You keep using these words, I do not think it means what you think it means

“Exceptional”

Almost everyone I’ve talked to (including myself - yes, I talk to myself) has experienced a deployment that didn’t go as planned. Extra logging is enabled in prod, app pools are recycled, config settings are twiddled, and emergency patches are crafted. This is almost never logged and never acknowleged when planning deployment and maintenance windows (and often can violates our SLAs).

“Insignificant”

OS patches roll out periodically. Event logs fill up and need to be cleared. A new security policy is applied via GPO.

What if…

While we may not have acknowledged that these changes happen, they are part of the lifecycle of the infrastructure we manage.

  • What if these changes were all done in a standard way?
  • What if there was tracking (history) of all changes (including emergency changes)?
  • What if we had centralized event logging and all changes to enable new logs were delivered via configuration management?
  • What if emergency patches were rolled out with the push of a button or commit to source control?

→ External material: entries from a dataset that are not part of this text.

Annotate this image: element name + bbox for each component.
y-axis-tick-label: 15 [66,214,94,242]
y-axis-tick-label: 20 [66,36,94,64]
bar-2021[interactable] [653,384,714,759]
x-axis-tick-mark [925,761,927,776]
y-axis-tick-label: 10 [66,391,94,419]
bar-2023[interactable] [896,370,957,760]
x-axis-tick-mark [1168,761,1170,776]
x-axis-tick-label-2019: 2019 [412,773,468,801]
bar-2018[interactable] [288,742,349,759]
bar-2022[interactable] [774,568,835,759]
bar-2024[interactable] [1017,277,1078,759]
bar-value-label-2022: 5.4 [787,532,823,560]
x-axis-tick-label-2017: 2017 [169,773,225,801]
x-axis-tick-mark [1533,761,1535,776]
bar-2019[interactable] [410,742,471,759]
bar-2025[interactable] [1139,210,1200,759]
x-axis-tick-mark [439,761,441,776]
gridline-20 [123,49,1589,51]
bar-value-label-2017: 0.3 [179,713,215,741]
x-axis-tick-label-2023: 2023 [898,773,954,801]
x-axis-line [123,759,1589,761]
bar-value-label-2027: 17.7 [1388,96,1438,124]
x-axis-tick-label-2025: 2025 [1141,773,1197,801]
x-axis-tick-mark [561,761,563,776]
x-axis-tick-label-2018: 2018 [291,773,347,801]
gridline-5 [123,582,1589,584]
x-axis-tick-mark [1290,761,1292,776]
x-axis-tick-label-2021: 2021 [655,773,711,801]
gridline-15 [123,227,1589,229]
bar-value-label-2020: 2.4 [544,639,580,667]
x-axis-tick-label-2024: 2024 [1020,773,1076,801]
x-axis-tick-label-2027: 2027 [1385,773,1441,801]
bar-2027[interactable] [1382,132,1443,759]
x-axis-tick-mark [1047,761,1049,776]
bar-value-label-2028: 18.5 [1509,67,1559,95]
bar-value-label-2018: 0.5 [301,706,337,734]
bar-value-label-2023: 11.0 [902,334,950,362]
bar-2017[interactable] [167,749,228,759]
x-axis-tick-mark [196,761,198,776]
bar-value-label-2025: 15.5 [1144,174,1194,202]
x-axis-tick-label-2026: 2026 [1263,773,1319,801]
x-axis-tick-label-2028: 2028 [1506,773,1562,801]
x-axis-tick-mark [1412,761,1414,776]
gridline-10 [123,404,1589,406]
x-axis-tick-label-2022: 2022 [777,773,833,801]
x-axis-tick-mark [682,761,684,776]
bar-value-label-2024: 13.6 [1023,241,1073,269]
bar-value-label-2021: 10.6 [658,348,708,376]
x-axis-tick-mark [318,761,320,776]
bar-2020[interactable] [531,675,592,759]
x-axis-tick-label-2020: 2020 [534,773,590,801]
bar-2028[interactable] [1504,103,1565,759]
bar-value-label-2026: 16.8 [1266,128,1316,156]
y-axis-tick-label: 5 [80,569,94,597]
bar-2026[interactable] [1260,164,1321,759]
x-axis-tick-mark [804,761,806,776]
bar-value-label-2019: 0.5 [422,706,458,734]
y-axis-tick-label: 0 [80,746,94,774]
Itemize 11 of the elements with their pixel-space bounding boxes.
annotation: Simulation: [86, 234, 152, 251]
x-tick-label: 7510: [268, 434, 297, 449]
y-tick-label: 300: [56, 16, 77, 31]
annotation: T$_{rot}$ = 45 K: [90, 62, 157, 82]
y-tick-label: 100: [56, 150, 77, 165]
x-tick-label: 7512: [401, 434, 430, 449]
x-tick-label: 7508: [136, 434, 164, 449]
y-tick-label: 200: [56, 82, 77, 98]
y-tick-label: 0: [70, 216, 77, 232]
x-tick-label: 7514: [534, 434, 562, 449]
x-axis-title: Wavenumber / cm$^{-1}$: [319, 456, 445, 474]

These are all possible and become easier when we build a pipeline to standardize the delivery of change into our environment. We then have a place where we can add tests (to increase safety and minimize risk in our change). We reduce the number of places people have to intervene (and thus places that can vary and cause future problems).

While we may not need to deploy 15 times a day, we do need to deliver change into our environments in a way that is consistent, resilient, and repeatable. There was a phrase my instructors used in my firearms and defense and arrest tactics classes - slow is smooth and smooth is fast.

Slow is Smooth

Slow is smooth (in the context of building an infrastructure delivery pipeline) means that as we start to build this capability iteratively. We start with being able to deliver one change to one server. Maybe it’s just deploying a file or setting the time zone. We validate that we can check something into source control and the right thing happens on the server under management. Then we add another server, or set of servers. We make sure the same change can be delivered and is applied correctly. We build confidence in the process. We start to add more elements of the configuration to our model for the server and deliver that to the subset of systems under control. As our confidence and scope grows, change becomes delivered much more smoothly. We start to develop tests to catch the things that went wrong. Even better, we start to learn what “going right” looks like and build tests to make sure that before we even change the systems we have a high degree of confidence that the change will succeed.

Smooth is Fast

As our changes go more smoothly, we start to realize that smooth is fast. We’ve built the capability to deliver change on demand (with whatever lag the pipeline tests add). We now know how long it takes to get change into the environment in a consistent, auditable, repeatable way. While we may not need to deploy 15 (or any other number) of times a day, we know that when we do have to deliver a change to our environments, we can. We are no longer the bottleneck or the blocker.

Building a pipeline to deliver change isn’t about deploying constantly. It is about having the capability to deploy change when you have the business or operational need to do so.